February 1, 2013 By

Islamophobia on the rise in Quebec


Islamophobia has intensified in the Canadian province of Quebec since the introduction of the proposed Charter of Quebec Values. The charter will ban all public workers from wearing visible religious symbols such as the hijab, kippa, turbans and larger-than-average sized crucifixes in the workplace. This has led to an alarming rise in verbal and even physical attacks against Muslims, mainly women.

117 complaints of verbal and physical abuse have been registered with a local anti-Islamophobia group between Sept. 15 and Oct. 15, compared to a total of 25 complaints (or 3.5 complaints per month on average) in the seven-month period of January to July 2013.

Salam Elmenyawi, president of the Muslim Council of Montreal, told a news conference that the rise in attacks is a result of the debate over the Parti Québécois government’s proposed Charter of Values, which would prevent public servants from wearing “ostentatious” religious symbols such as the hijab (Muslim head scarf) or kippah (Jewish skullcap). Elmenyawi said he will be discussing the issues with mayor-elect Denis Coderre to improve the atmosphere and the need for police to take verbal assaults on Muslims seriously. He also accused the government of fanning the flames of intolerance and aggravating the situation.  The Quebec Human Rights Commission has censured the planned charter, saying the ruling party’s proposal is a clear violation of personal freedom guaranteed under the province’s own charter of rights, the Canadian Charter of Rights and Freedoms, as well as the international law.

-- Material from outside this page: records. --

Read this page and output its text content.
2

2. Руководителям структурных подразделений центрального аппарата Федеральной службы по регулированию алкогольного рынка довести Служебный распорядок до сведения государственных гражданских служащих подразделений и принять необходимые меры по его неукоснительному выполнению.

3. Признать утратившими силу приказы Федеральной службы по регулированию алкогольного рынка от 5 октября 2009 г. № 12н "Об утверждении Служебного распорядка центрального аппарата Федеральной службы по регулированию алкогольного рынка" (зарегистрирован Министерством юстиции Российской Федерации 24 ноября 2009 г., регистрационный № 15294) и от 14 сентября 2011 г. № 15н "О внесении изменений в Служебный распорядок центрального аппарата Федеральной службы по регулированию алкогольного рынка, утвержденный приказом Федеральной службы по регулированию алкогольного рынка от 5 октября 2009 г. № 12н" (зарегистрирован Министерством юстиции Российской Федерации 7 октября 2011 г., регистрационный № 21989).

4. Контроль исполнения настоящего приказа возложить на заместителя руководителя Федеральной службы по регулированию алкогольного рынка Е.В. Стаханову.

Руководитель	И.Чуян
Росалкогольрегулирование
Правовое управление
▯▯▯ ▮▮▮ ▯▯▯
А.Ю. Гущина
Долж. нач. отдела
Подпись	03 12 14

. The hateful acts occurred in the streets (30 per cent), in shopping centers (16 per cent), in the metro (10 per cent), in the bus (eight per cent) or on social media (eight per cent).

The Quebec government is expected to table the charter in the National Assembly on Thursday. Democratic Institutions Minister Bernard Drainville has hinted the final version could eliminate proposed loopholes for hospitals and universities and remove the crucifix over the Speaker’s chair.